The voles then use those tunnels to get to plant roots and this is why the astibles that were perfect yesterday have done that fainting thing and lie withered in a heap in your perennial beds. Voles are vegetarians. And there is no truly effective way of getting rid of them. Trust me, I’ve tried everything.
And lets not get me started on the various scale invasions we have this year - so out of control that it’s causing some of my magnolias to die. Or the various and sundry funguses and wilts and blights that people keep asking me to identify and I keep sending up to Cornell Cooperative Extension in Riverhead with the words, “I’m sorry but I have no idea, I’ve never seen that before.”

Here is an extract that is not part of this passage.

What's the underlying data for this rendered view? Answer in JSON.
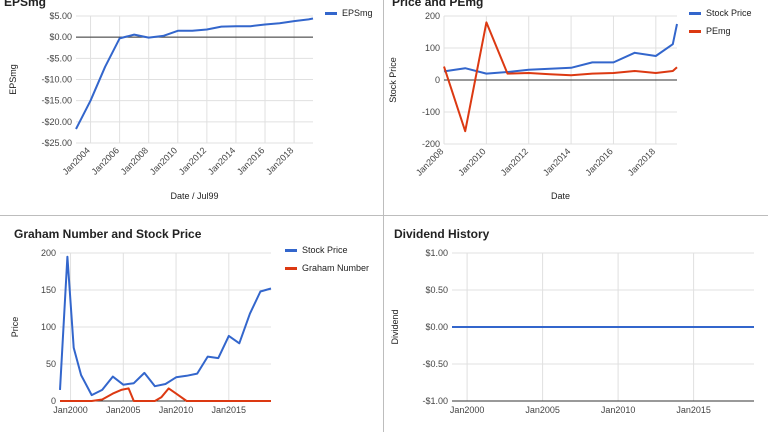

Did I mention my lemon balm is totally out of control? Compared to deer, rodent, insect and fungal issues an invasive herb shouldn’t be that big of a deal, but I made the mistake of putting one tiny plant in years ago (forgetting that it’s in the mint family – code word highly invasive) and now I have enough to harvest as a roadside crop. What’s a girl to do with armfuls of lemon balm? I feel guilty just ripping it out - the scent is spectacular, but last time I cut and hung my invasive spearmint up to dry all it did was get mildewy and gather cobwebs and snarky comments in the kitchen.
And how do I get rid of the onion grass that’s taking over the crabgrass that has already fought back the lawn? Or the glechoma hederacea or creeping Charlie that’s running roughshod throughout the entire property? It’s official. I’m overwhelmed.
However, after doing a little research I’ve come to learn that Lemon Balm is a fantastic remedy for anxiety, so perhaps I need to open that roadside stand after all. And along with lemon balm tea I can serve barbequed vole on a stick (perhaps wrapped in onion grass?) to all the other gardeners in my neighborhood.